Still, the parameters of pardons and commutations rest entirely with the president. The explanations are only necessary for public relations, and for an exiting president, necessary is far too strong a word. The good news is that Donald Trump is clearing the decks in earnest now, which means he probably thinks it’s barely necessary to explain it, too. Trump apparently now recognizes he’s on his way out, and wants to take every opportunity to stick his finger in the eyes of all his enemies on the way.
Update: Someone’s pretty happy about it:
History will record that your Presidency accomplished more in 4 years than any of your modern-day predecessors.
— Paul Manafort (@PaulManafort) December 24, 2020
Update: Someone else is very unhappy about it:
— Guy Benson (@guypbenson) December 24, 2020
Before addressing Senator Ben Sasse’s comment, let me include a related thought from a longtime reader:
When did it become dogma on the right that “if I can do it, then it makes it right to do it?”
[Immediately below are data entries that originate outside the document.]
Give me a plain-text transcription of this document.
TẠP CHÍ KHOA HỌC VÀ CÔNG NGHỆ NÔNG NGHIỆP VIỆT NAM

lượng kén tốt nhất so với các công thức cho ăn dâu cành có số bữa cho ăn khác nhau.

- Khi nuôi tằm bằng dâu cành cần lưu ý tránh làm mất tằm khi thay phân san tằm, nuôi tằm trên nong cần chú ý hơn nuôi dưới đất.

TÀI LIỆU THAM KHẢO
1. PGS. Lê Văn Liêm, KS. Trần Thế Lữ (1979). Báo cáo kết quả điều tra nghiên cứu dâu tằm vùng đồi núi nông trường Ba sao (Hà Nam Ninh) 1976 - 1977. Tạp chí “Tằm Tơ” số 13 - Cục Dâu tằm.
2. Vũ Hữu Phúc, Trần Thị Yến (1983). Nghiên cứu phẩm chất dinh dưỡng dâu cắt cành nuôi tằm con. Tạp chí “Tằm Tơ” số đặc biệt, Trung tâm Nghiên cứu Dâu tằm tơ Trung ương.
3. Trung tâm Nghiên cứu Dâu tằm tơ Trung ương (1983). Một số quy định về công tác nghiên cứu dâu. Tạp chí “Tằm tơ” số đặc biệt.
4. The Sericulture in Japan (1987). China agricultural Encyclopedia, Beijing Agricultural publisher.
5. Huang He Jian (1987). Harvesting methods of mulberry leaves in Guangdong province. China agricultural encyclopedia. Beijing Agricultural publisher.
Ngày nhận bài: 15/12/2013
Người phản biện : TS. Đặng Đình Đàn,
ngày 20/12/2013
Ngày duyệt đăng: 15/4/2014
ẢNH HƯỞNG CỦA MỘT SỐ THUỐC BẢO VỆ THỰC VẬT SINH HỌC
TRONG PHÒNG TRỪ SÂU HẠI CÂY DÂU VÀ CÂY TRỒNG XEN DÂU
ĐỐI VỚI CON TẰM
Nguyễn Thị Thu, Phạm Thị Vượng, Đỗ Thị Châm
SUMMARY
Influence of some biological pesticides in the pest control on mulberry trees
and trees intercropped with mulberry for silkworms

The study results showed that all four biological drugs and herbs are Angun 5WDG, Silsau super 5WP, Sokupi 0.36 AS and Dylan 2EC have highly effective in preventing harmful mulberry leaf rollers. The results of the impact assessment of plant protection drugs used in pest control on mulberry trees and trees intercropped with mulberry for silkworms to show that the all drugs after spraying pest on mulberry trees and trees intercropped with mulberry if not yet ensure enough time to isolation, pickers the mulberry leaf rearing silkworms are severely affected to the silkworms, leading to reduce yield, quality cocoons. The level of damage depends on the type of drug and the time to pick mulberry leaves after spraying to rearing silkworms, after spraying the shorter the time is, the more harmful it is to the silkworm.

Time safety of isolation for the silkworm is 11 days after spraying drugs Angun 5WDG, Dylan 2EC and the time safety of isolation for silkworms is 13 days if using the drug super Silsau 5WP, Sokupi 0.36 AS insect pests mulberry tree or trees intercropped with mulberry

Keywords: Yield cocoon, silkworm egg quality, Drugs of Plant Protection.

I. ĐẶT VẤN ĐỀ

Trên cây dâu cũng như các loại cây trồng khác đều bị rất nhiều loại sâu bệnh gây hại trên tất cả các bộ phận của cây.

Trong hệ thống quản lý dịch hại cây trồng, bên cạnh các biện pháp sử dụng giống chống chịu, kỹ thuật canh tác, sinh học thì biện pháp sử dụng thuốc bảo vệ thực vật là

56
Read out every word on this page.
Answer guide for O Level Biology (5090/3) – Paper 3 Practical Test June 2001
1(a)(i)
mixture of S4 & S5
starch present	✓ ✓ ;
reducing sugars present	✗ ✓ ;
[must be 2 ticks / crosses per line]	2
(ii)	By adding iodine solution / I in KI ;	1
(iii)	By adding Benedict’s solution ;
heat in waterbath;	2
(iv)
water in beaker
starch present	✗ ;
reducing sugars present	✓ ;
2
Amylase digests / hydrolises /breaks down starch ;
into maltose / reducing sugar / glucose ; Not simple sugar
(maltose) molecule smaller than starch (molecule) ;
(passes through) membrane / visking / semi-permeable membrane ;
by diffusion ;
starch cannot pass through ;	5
— adub (@AlanWindham) December 24, 2020
Who said it was right? It’s certainly open for criticism, but under the Constitution in Article II Section 2, this power is plenary for presidents. It cannot be reviewed, and cannot be undone once issued. The purpose of this was to allow presidents (and governors, in some states) to take potentially unpopular decisions to right injustices. Exercising this power does not make the Constitution a “dead document”; it’s an exercise of authority explicitly and exclusively granted in the Constitution to the president. It doesn’t even require a report, let alone an explanation.
That doesn’t mean clemency actions can’t still be “rotten,” but that’s a political consideration rather than a legal one. The only way that it might become a legal problem is if evidence emerges that a president took a bribe to issue a clemency action, which certainly doesn’t apply to Trump in any of these cases. He’s clearly operating from his personal animus to Mueller and his familial connection to Kushner. If presidents issue “rotten” pardons, then voters can vote against him/her in a re-election bid … which is why the “rotten” pardons usually only emerge in the final days of a presidency.
For what it’s worth, I think the pardons for Manafort and Stone are ill-considered, even if they were expected. I’m wondering now whether we’ll see pardons for Edward Snowden and Julian Assange. Those seemed doubtful to me, but I also thought that the best Manafort would get would be a commutation.